Ici, on cultive autant l’élégance que le plaisir : belle sélection de vins, champagnes et bulles, carte ludique de cocktails (huit créations signature, entre 12 € et 16 €, comme une promesse d’été éternel sur la Méditerranée), mocktails sans alcool, sangrias (rouge, rosé, mousseux ou champagne). Les amateurs de spritz auront, eux, le choix entre quatre variations de ce grand classique italien.
En cuisine, la partition est signée par le chef exécutif Lúcio Bastos, également aux commandes des autres projets du Groupe Praia. Il propose ici une carte fluide, qui s’adapte à tous les moments : apéritifs en terrasse, dîners plus gastronomiques, tapas improvisées au coucher du soleil.
Pour ouvrir le bal – ou « avant la plongée », comme l’annonce le menu – une série de petites assiettes à picorer : huîtres nature (six pièces, 18 €), carpaccio de poulpe ou de bœuf (18 € et 17 €), coquilles Saint-Jacques grillées (19 €), gambas à l’ail (19 €), burrata aux fraises macérées (16 €).
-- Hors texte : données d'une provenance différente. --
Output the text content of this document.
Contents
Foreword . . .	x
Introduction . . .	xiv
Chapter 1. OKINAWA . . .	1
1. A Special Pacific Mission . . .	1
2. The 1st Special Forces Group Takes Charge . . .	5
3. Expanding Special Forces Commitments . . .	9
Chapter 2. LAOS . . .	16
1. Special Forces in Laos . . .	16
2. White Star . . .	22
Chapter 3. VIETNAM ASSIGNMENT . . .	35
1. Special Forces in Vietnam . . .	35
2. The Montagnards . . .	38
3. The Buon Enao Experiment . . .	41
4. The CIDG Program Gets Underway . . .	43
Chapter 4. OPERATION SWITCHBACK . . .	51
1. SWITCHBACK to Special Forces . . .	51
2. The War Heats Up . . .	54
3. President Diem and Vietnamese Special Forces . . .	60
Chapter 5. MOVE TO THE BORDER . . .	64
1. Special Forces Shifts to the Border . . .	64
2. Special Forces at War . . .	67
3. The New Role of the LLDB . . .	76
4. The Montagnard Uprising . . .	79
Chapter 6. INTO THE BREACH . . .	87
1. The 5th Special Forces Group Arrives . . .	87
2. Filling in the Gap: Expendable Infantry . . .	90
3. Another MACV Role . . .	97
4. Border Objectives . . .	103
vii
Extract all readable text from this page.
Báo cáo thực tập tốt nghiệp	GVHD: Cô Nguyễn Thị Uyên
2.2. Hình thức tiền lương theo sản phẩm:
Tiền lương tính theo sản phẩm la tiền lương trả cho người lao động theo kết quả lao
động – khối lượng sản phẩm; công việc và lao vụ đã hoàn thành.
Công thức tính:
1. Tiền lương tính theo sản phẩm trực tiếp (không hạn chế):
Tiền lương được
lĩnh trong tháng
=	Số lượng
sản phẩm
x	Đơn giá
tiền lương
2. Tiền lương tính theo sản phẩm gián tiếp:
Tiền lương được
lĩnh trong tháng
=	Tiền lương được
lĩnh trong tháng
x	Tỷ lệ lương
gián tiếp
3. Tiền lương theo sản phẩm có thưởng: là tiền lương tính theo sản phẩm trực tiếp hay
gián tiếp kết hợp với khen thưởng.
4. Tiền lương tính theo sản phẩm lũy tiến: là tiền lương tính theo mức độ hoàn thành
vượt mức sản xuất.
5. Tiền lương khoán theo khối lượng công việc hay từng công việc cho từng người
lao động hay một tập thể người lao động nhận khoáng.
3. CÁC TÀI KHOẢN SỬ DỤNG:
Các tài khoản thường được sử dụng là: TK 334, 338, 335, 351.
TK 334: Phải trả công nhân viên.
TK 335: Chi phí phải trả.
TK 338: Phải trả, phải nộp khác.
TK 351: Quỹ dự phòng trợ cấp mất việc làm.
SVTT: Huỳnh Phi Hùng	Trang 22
Des assiettes faites pour se partager, les yeux tournés vers la ligne d’horizon.
La suite se choisit à la carte : salades (avocat, grecque, niçoise, entre 14 € et 19 €), pâtes (linguine, raviolis, penne ou pappardelle, entre 18 € et 23 €), risottos onctueux et, en star, un riz noir aux gambas carabineiros (32 €), déjà en passe de devenir l’incontournable de la maison.
Côté viande : picanha, bavette, entrecôte portugaise (30 €), avec un choix de garnitures et de sauces à mixer selon l’envie.
Les amoureux de la mer optent pour le thon tonnato (26 €), le bar sauce beurre blanc (24 €) ou les gambas grillées (36 €). À partager, de grands plats généreux pour deux à quatre personnes : cataplana de fruits de mer (69 €), calamars farcis (72 €), T-bone florentin (85 €) ou, incontournable en bord de mer, poisson grillé au sel (prix selon arrivage).

Les desserts prolongent la parenthèse comme une dernière lumière de fin de journée : mousse au chocolat et fleur de sel (6,50 €), petit gâteau au caramel (7,50 €), tiramisu (7 €), baklava aux pistaches (8,50 €), en clin d’œil aux rivages d’Orient.
Une fois par mois, le déjeuner du samedi prend des accents brésiliens avec la « Feijoada à Brasileira », cousine tropicale du cassoulet, suivie d’un groupe de samba et de son répertoire chaleureux qui donne envie de rallonger la table… et l’après-midi.
Plus qu’un restaurant ou un bar, BUGIO se vit comme une maison ouverte sur la mer, de midi à minuit. Un refuge à la fois authentique et vibrant, où l’on prend le temps autour d’un verre de vin, où l’horizon est partout, l’atmosphère reste légère et les saveurs s’inscrivent longtemps dans la mémoire.